If we plug in the given values of the slope $m$ and the $y$-intercept $b$ into the equation $y=mx+b$, we will obtain the equation of the line that passes through the point $(0,b)$ and has the slope $m$. In many cases, we can find the equation of the line by hand, especially for integer values of $b$ and $m$. But, if the input values are big real number or number with many decimals, then we should use the line pass through point calculator to get an accurate result.
The slope intercept work with steps shows the complete step-by-step calculation for finding the general equation of the line with the slope $m=8$ and the $y$-intercept $b=10$. For any other combinations of slope and $y$-intercept, just supply coefficients of slope and $y$-intercept and click on the "GENERATE WORK" button.
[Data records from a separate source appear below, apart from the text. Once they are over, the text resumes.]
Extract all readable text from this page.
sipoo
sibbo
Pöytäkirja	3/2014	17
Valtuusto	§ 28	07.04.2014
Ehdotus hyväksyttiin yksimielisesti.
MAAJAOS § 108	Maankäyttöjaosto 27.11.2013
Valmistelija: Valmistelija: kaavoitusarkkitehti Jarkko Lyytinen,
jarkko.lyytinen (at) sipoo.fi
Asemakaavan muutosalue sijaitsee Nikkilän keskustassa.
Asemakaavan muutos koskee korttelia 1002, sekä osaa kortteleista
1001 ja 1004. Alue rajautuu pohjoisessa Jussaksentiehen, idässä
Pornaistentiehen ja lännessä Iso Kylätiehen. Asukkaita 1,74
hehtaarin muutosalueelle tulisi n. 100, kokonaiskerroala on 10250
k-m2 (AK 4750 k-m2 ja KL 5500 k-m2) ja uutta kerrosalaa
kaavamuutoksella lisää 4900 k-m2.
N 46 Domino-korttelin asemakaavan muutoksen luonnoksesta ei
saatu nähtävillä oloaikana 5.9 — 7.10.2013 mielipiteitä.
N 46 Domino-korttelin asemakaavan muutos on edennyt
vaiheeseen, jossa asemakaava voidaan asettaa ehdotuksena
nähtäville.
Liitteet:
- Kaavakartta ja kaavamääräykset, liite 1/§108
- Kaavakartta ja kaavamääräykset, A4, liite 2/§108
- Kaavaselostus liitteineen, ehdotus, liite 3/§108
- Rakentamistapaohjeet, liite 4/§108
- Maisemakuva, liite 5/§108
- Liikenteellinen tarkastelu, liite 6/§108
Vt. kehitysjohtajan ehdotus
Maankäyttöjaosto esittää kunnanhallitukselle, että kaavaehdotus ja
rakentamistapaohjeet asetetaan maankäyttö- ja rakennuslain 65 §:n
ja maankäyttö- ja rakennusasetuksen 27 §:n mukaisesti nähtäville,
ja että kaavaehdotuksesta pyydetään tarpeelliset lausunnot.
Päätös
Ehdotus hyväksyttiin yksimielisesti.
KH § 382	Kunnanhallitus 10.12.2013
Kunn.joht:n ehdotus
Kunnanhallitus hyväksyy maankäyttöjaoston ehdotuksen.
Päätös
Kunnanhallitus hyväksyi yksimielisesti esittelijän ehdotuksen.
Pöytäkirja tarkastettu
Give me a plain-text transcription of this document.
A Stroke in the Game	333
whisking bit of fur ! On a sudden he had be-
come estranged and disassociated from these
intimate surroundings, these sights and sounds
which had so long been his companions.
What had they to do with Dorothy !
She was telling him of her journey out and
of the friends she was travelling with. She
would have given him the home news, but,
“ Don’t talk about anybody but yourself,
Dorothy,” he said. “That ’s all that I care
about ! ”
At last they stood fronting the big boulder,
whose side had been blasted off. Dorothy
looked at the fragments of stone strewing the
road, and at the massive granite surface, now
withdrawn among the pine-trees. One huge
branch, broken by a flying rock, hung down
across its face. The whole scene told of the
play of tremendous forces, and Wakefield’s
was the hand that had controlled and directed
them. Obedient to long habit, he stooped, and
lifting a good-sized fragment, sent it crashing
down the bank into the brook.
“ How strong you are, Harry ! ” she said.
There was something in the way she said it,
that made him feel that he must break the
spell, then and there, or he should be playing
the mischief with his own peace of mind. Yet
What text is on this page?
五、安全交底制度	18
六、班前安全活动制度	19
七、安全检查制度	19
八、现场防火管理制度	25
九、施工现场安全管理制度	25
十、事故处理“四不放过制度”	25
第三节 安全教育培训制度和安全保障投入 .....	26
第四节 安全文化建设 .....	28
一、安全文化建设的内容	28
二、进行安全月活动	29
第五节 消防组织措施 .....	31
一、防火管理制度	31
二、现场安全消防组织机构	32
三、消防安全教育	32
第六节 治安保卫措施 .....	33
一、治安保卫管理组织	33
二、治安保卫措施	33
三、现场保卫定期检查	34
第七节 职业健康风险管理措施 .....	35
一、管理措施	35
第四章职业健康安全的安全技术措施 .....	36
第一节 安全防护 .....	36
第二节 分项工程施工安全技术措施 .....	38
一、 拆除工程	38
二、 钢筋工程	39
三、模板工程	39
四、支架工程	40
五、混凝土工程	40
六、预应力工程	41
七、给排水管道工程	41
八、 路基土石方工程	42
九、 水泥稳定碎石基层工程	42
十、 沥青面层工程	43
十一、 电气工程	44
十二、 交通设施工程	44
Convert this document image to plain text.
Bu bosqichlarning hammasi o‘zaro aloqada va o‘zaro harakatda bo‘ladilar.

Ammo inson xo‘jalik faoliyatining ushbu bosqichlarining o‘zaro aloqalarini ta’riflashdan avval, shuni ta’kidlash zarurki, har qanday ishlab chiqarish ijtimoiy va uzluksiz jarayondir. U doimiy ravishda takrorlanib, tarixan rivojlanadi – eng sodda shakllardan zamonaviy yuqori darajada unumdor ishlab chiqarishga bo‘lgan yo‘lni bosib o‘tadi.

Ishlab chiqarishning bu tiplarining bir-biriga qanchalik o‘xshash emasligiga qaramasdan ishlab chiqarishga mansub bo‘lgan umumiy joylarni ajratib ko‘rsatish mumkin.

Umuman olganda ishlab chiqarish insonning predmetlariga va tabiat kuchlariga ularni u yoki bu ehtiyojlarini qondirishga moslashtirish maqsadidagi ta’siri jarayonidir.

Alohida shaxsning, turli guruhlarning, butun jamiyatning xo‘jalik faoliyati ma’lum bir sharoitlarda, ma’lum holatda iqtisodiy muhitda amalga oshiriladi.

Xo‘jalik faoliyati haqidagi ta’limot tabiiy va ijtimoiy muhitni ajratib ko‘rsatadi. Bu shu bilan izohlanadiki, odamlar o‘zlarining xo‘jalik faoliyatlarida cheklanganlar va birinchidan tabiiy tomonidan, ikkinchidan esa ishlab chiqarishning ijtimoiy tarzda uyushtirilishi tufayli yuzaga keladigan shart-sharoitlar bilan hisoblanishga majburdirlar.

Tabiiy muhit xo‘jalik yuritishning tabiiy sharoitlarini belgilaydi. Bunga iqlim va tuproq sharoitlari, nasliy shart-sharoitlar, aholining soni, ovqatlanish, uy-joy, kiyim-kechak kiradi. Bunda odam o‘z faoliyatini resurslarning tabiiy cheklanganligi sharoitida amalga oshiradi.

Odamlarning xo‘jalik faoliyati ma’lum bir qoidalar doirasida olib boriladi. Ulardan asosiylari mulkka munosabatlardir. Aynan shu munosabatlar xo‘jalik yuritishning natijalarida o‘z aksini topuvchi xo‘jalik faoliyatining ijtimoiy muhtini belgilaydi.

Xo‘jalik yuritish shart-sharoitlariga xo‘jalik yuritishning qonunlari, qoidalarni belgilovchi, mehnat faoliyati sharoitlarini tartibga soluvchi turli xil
The grade school students may use this slope intercept form calculator to generate the work, verify the results or do their homework problems efficiently.

Real World Problems Using Slope and Slope Intercept Form

The fundamental applications of slope or the rate of change are in geometry, especially in analytic geometry. But, the rate of change is also fundamental to the study of calculus. For non-linear functions, the rate of change varies along the function. \underline{The first derivative} of the function at a point is the slope of the tangent line to the function at the point. So, the first derivative is the rate of change of the function at the point.
In physics, in definitions of some magnitudes such as displacement, velocity and acceleration, the rate of change play important role. For instance, the rate of change of a function is connected to the average velocity.
The rate of change can be found also in many fields of life, for instance population growth, birth and death rates, etc.
Linear models in science and real life can be described in the slope intercept form.
In physics, if a object moves with constant acceleration, the velocity, $v$, is given by the equation $$v = at + v_0$$ where $a$ is the constant acceleration, $v_0$ is the initial velocity and $t$ is the time. This equation is well known as a kinematic equation. We can conclude that this equation has the slope intercept form.
In statistics, we can calculate a regression line for two variables. A regression line is a line that best fits the data. The formula for the regression line is $y = mx + b$, where $m$ is the slope of the line and $b$ is the $y$-intercept.

Slope Intercept Practice Problems

Practice Problem 1 :
Michael has $\$300$in his bank account. He gets a job,$\$8$ per hour, and he deposits all earnings in his account. Write the equation for this problem in slope intercept form.

Practice Problem 2 :
The slope of line is $-12$ and the line crosses the $y$-axis at the point $(0,-2)$. Find the slope intercept form of the line.

The slope intercept form calculator, formula, example calculation (work with steps), real world problems and practice problems would be very useful for grade school students of K-12 education to learn what are different equations of a line in geometry, how to find the general equation of a line. They will be able to solve real-world problems using linear models in slope intercept form.